Есть точка зрения, согласно которой искусство нам дано, чтобы не умереть от истины, и в развитие её: произведение искусства порождается отказом ума объяснять конкретное. Нечто общее, что сближает искусство с воспоминаниями, несомненно, есть, и, прежде всего, — присущий им элемент вымысла. Место и роль его в том и другом случаях, разумеется, сугубо специфические, и говорить здесь можно лишь о наличии вымысла как такового. И, конечно, меньше всего ожидаешь встретить его в воспоминаниях, хотя и понимаешь, что далеко не всё помнится из жизни былой, да и время вносит свои поправки, в силу чего многие факты и события обретают иной смысл и оценку. Очень верно кто-то заметил: «Прошлое — чужая страна, там всё по-другому».
«Воспоминание, — по словам Н. Бердяева, — не есть сохранение или восстановление нашего прошлого, но всегда новое, всегда преображенное прошлое. Воспоминание имеет творческий характер. Парадокс времени в том, что, в сущности, прошлого в прошлом никогда не было, в прошлом существовало лишь настоящее, иное настоящее, прошлое же существует лишь в настоящем…
Проблема отношения настоящего и прошлого имеет двоякое выражение. Как сделать бывшее, греховное, злое, мучительное бывшее не бывшим, и как сделать дорогое нам, прекрасное, доброе бывшее, что умерло и перестало существовать, продолжающим существовать… Родное, дорогое нам, ценное настоящее должно было бы быть вечным, для него не должно было бы наступать то будущее, которое делало бы его прошлым» [335] Бердяев Н. Философия свободного духа. — М.: Республика, 1994 — С. 285.
.
Названный выше сборник стихов Г. Иванова «Розы» (и, разумеется, всё написанное им в последующие годы), можно сказать, пронизан подобными воспоминаниями о прошлом, о жизни в России, о её радостях и печалях, о том, что довелось увидеть и пережить, и о том многом, нередко, исключительно важном и ценном, что уяснилось гораздо позднее, и о том, что было, но бесследно исчезло.
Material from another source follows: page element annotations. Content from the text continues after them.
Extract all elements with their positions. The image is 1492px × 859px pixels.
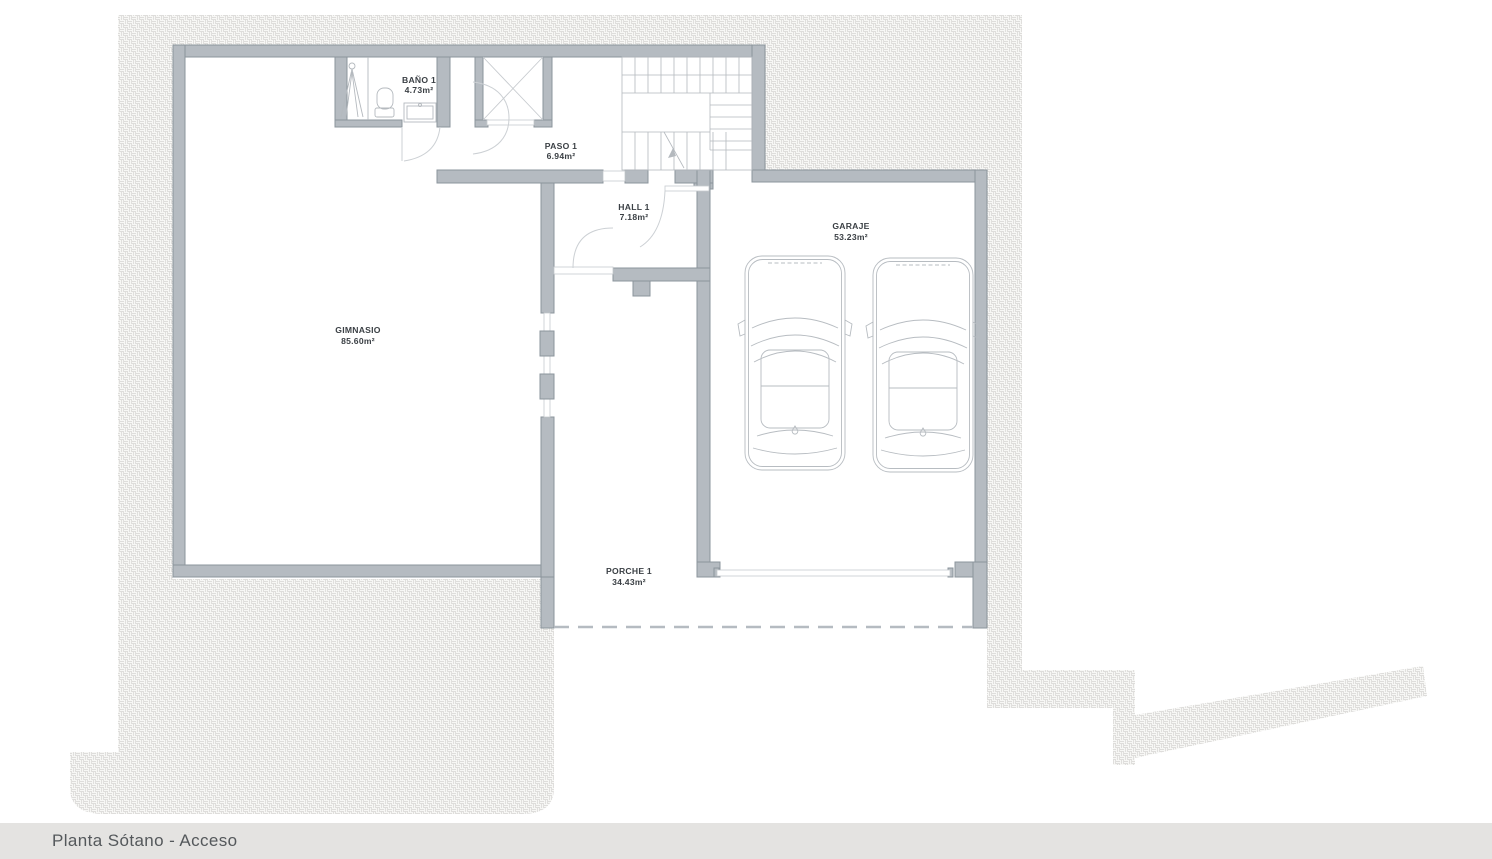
gym-window (544, 313, 550, 417)
room-label-garaje: GARAJE 53.23m² (832, 221, 869, 242)
wall-top (173, 45, 765, 57)
wall-hall-bottom (613, 268, 710, 281)
wall-garage-right (975, 170, 987, 575)
wall-garage-left (697, 170, 710, 577)
room-label-porche: PORCHE 1 34.43m² (606, 566, 652, 587)
wall-elevator-right (543, 57, 552, 127)
wall-bath-left (335, 57, 347, 120)
room-area: 6.94m² (547, 151, 576, 161)
wall-paso-bottom (437, 170, 603, 183)
floor-plan-drawing: BAÑO 1 4.73m² PASO 1 6.94m² HALL 1 7.18m… (0, 0, 1492, 823)
room-area: 34.43m² (612, 577, 646, 587)
terrain-right-band (987, 170, 1022, 708)
wall-garage-top (752, 170, 987, 182)
terrain-left-band (118, 45, 173, 579)
terrain-step-block (1018, 670, 1135, 708)
room-label-paso: PASO 1 6.94m² (545, 141, 577, 161)
elevator-door (487, 120, 534, 125)
room-area: 53.23m² (834, 232, 868, 242)
plan-title: Planta Sótano - Acceso (52, 831, 238, 851)
plan-title-bar: Planta Sótano - Acceso (0, 823, 1492, 859)
room-label-gimnasio: GIMNASIO 85.60m² (335, 325, 381, 346)
wall-bath-bottom (335, 120, 402, 127)
wall-gym-bottom (173, 565, 554, 577)
wall-gym-right-upper (541, 170, 554, 313)
garage-door (717, 570, 950, 576)
terrain-diagonal-band (1135, 666, 1427, 758)
room-area: 85.60m² (341, 336, 375, 346)
terrain-step-drop (1113, 708, 1135, 765)
room-name: BAÑO 1 (402, 75, 436, 85)
room-name: PORCHE 1 (606, 566, 652, 576)
paso-window (603, 171, 625, 181)
wall-elevator-left (475, 57, 483, 127)
room-name: PASO 1 (545, 141, 577, 151)
room-name: GIMNASIO (335, 325, 381, 335)
wall-left (173, 45, 185, 577)
hall-door-leaf (665, 186, 709, 191)
wall-hall-pillar (633, 281, 650, 296)
terrain-top-band (118, 15, 1022, 45)
wall-porch-right (973, 562, 987, 628)
room-label-bano: BAÑO 1 4.73m² (402, 75, 436, 95)
wall-elevator-sill-left (475, 120, 488, 127)
wall-stair-right (752, 45, 765, 170)
terrain-top-right-block (765, 45, 1022, 170)
hall-glazing (554, 267, 613, 274)
room-name: HALL 1 (618, 202, 649, 212)
wall-elevator-sill-right (534, 120, 552, 127)
wall-paso-jamb (625, 170, 648, 183)
room-label-hall: HALL 1 7.18m² (618, 202, 649, 222)
room-area: 7.18m² (620, 212, 649, 222)
floor-plan-page: BAÑO 1 4.73m² PASO 1 6.94m² HALL 1 7.18m… (0, 0, 1492, 859)
wall-gym-right-lower (541, 417, 554, 577)
wall-bath-divider (437, 57, 450, 127)
room-name: GARAJE (832, 221, 869, 231)
room-area: 4.73m² (405, 85, 434, 95)
terrain-bottom-block (70, 579, 554, 814)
Известно, что человек, покинувший свой дом родной, вновь и вновь в своих мыслях и чувствах пытается вернуться в те такие близкие и уже далекие времена, чтобы хоть на короткий миг снова оказаться, среди своих бывших современников, приобщиться к той жизни, которая здесь когда-то шумела, чтобы оттуда посмотреть в будущее, еще недавно такое неясное, а теперь ставшее не только вполне обозримым, но и, как в данном случае, ненавистным настоящим.
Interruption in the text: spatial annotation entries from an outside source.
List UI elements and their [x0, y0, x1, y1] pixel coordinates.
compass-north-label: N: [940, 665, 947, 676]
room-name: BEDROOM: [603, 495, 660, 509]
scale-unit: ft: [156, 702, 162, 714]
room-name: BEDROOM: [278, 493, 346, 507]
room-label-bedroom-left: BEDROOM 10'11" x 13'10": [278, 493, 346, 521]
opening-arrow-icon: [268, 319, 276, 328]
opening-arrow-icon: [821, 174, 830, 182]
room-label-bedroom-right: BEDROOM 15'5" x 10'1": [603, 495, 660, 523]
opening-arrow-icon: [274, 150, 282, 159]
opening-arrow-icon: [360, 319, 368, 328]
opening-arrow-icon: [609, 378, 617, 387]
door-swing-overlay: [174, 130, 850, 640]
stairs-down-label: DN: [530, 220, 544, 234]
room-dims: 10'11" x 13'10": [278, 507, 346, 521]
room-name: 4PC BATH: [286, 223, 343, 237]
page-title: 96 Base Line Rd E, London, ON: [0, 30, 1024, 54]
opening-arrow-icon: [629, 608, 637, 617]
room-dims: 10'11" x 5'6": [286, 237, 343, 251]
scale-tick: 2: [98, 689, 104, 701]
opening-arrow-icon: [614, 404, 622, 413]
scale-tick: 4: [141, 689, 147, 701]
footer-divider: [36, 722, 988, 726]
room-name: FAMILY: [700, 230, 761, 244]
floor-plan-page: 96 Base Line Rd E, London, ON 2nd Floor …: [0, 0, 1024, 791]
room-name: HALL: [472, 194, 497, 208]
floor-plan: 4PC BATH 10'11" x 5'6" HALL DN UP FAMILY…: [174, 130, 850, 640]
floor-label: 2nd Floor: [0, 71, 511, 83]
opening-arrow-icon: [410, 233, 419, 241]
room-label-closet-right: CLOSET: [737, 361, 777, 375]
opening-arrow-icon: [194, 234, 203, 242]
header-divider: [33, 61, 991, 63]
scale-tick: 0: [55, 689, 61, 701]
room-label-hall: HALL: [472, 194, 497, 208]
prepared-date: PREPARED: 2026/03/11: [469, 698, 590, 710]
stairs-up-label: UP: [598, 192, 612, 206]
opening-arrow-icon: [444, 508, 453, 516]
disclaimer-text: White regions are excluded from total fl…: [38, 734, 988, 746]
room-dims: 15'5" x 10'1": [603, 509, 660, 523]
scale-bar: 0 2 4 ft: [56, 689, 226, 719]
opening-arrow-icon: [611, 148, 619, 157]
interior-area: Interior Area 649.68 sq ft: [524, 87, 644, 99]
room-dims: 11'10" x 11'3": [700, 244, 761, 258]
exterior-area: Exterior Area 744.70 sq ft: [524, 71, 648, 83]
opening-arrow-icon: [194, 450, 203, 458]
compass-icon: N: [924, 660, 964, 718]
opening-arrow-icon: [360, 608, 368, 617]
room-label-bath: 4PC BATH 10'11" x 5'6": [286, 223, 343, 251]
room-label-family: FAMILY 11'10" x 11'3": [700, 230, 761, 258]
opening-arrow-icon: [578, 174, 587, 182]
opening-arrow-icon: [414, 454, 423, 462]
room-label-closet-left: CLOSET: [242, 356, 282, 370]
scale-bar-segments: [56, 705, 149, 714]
С годами всё больше крепнет мысль, что никогда не вернуться ему в это прошлое — настоящее, ибо нет прежней России, а, следовательно, нет и своего дома. По словам Г. Иванова, «большевики разрушили систематически всё, на что опиралась русская жизнь: церковь, семью, чувство, человеческое достоинство, честь, самый разум» (3, 580). Понятно, что если рушится тот мир, в котором ты жил, то и ты, пусть и не всегда в прямом смысле, умираешь с ним: «Должно быть, сквозь свинцовый мрак, На мир, что навсегда потерян, Глаза умерших смотрят так» (1,277).